O assunto já foi “mote” de discursos tanto na Assembleia Legislativa do Estado de Alagoas – com os deputados Sérgio Toledo (PDT), Judson Cabral (PT) e Edival Gaia Filho (PSDB) – e da Câmara Federal, em discurso do parlamentar Renan Filho (PMDB).

Com a Comissão, a Câmara Municipal de Palmeira dos Índios espera ter mais força para acompanhar o caso, bem como analisar as demarcações feitas pela Funai, ao que tudo indica com erros e comprometendo produtores rurais. Até aí, um passo importante do parlamento-mirim.

Porém, o que se pode questionar da própria Comissão é a isenção desta para tratar do assunto. Afinal, a comissão agrega pelo menos um edil diretamente interessados na demarcação por possuírem propriedades.

Ou seja: uma comissão que já nasce com postura firmada e interesse próprio. A posição do parlamento-mirim – em uma Comissão – é justamente a de ouvir todos os lados, para – em relatório – emitir juízo de valor. E não a de já nascer com um juízo de valor.
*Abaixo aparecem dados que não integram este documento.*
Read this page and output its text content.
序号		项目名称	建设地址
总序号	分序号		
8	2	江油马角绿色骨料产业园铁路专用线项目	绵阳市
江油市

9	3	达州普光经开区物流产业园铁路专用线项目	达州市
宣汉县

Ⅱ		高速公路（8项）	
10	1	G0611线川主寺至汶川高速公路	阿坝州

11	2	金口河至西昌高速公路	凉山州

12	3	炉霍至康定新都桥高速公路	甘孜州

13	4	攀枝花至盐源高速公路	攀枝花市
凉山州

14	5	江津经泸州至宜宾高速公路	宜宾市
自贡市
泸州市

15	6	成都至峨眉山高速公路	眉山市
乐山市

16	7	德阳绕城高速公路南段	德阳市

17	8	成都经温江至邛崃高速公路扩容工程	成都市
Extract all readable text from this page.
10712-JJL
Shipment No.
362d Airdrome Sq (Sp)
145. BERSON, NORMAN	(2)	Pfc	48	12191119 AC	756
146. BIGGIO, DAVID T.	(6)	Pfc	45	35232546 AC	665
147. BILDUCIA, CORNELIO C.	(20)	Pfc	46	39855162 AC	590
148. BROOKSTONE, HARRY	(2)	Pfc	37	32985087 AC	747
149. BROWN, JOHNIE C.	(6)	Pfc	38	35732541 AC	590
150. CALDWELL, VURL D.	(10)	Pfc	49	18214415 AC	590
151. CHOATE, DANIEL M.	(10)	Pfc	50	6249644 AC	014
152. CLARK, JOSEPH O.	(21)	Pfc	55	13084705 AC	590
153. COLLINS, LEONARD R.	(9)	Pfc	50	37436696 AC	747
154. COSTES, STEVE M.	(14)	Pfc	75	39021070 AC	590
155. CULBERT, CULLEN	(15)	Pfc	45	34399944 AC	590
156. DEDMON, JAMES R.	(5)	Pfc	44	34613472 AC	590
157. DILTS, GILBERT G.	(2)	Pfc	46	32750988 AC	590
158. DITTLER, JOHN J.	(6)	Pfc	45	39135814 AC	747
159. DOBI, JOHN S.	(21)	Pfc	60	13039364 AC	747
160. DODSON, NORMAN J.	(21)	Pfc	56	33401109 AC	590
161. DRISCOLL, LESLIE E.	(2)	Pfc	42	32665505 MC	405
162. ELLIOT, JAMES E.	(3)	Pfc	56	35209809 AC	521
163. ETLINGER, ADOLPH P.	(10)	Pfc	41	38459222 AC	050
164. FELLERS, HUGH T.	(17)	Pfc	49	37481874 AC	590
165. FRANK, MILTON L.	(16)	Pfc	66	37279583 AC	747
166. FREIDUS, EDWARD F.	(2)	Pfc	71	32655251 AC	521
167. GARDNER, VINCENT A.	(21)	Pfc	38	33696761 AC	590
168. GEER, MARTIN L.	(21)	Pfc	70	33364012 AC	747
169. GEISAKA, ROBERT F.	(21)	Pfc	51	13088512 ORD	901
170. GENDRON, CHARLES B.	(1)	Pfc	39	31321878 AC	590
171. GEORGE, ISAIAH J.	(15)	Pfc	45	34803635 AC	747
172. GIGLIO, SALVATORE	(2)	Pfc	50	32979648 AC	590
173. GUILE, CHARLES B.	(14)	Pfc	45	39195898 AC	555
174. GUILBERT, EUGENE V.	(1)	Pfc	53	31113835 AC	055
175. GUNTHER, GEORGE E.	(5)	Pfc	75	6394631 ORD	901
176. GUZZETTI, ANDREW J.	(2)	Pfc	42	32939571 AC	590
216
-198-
É dito isto sem entrar no mérito da questão da demarcação, que precisa sim  ser revista, analisada e discutida para que não afete questões econômicas da cidade.

Voltando à Comissão: além disto, houve membros da oposição que tentaram buscar espaço na Comissão, mas não conseguiram. A ideia da Comissão em si – em outras palavras – diante de problema tão grave que afeta o município é excelente. Agora, deveria ter maior isenção para ouvir todos os lados e chegar a uma solução para o problema. É a melhor forma como a Câmara pode contribuir.

A Comissão é presidida pelo vereador Val Basílio.